AAC also sits within a broader landscape of AAC-adjacent work. A practical guide to organizational transition proposes recurring dimensions that closely resemble canvas components: business domain and process understanding, manual workflow mapping, use-case identification and prioritization, task decomposition into agent roles, workflow orchestration and integration, human-in-the-loop control points, team and ownership model, governance, evaluation, and adaptation, and scaling and operational deployment. This does not constitute AAC as a named framework, but it reinforces the canvas’s emphasis on domain-driven workflow transformation, small cross-functional teams, human orchestration, and workflow-level evaluation (Bandara et al., 27 Jan 2026).
Other adjacent literature helps interpret specific AAC dimensions. A survey on agentic AI in future computing environments provides deployment alternatives across cloud, edge, and on-premises settings, along with governance and security concerns and taxonomies such as Reflection Pattern, Tool Use Pattern, Planning Pattern, and Multi-Agent Collaboration (MAC) Pattern. This suggests that AAC’s feasibility and governance sections can be informed by infrastructure placement, orchestration pattern, and platform choice, even though the survey does not itself define AAC (Murad et al., 20 Sep 2025). Work on future design workflows similarly emphasizes authority distribution, multimodal intent expression through annotations, sketches, tags, and voice, and context-dependent autonomy boundaries; these ideas are particularly relevant when AAC is applied in creative or collaborative settings (Wadinambiarachchi et al., 25 Sep 2025).
A persistent ambiguity in the literature is terminological rather than conceptual: AAC can also denote Agent Access Control, a distinct framework for access control in LLM-based agent systems. That work reframes access control as a dynamic, context-aware process of information flow governance, built around multi-dimensional contextual evaluation, adaptive response formulation, and a dedicated AC reasoning engine. It is not the Agentic Automation Canvas, despite the shared acronym (Li et al., 13 Oct 2025).

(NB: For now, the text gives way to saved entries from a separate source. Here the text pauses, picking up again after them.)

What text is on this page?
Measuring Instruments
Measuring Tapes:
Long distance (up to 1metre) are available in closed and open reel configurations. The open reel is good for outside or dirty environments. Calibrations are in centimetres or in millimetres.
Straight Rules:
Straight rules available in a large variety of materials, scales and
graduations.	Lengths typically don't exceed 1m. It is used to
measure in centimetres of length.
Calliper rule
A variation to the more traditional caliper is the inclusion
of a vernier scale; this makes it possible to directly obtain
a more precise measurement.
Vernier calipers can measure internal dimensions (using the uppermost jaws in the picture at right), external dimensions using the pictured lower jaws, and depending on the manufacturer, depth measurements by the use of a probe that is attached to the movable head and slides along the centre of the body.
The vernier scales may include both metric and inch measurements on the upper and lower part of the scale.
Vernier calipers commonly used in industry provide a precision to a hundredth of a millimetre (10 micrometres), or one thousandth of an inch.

The main limitations acknowledged for the Agentic Automation Canvas are also specific. Because the output is a private-by-design RO-Crate, sharing and discovery are not automatic; for projects outside the authors’ direct involvement, additional mechanisms are needed to make canvases discoverable and reusable. The paper suggests future integration with an MCP server registry, knowledge-graph framework registries, and community research software platforms. It also does not present a single closed-form optimization equation or formal LaTeX formulation; AAC’s formal content lies instead in its schema design, controlled vocabularies, ontology mappings, and export format (Lobentanzer, 16 Feb 2026).

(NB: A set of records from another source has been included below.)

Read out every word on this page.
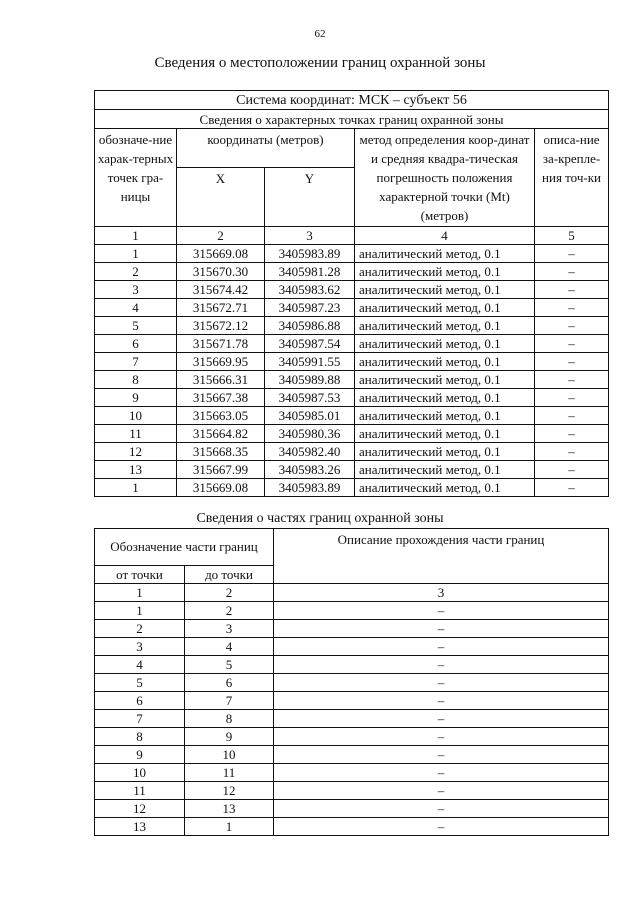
62
Сведения о местоположении границ охранной зоны
Система координат: МСК – субъект 56				
Сведения о характерных точках границ охранной зоны				
обозначе-ние харак-терных точек гра-ницы	координаты (метров)		метод определения коор-динат и средняя квадра-тическая погрешность положения характерной точки (Mt) (метров)	описа-ние за-крепле-ния точ-ки
	X	Y		
1	2	3	4	5
1	315669.08	3405983.89	аналитический метод, 0.1	–
2	315670.30	3405981.28	аналитический метод, 0.1	–
3	315674.42	3405983.62	аналитический метод, 0.1	–
4	315672.71	3405987.23	аналитический метод, 0.1	–
5	315672.12	3405986.88	аналитический метод, 0.1	–
6	315671.78	3405987.54	аналитический метод, 0.1	–
7	315669.95	3405991.55	аналитический метод, 0.1	–
8	315666.31	3405989.88	аналитический метод, 0.1	–
9	315667.38	3405987.53	аналитический метод, 0.1	–
10	315663.05	3405985.01	аналитический метод, 0.1	–
11	315664.82	3405980.36	аналитический метод, 0.1	–
12	315668.35	3405982.40	аналитический метод, 0.1	–
13	315667.99	3405983.26	аналитический метод, 0.1	–
1	315669.08	3405983.89	аналитический метод, 0.1	–
Сведения о частях границ охранной зоны
Обозначение части границ		Описание прохождения части границ
от точки	до точки	
1	2	3
1	2	–
2	3	–
3	4	–
4	5	–
5	6	–
6	7	–
7	8	–
8	9	–
9	10	–
10	11	–
11	12	–
12	13	–
13	1	–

In sum, the Agentic Automation Canvas defines agentic automation as a prospective, negotiated, and machine-readable design problem. Its distinctive contribution is to combine project scope, quantified user benefits, developer feasibility, staged governance, data access and sensitivity, and outcome tracking within a versioned structure that is simultaneously human-readable, interoperable, and tied to implementation.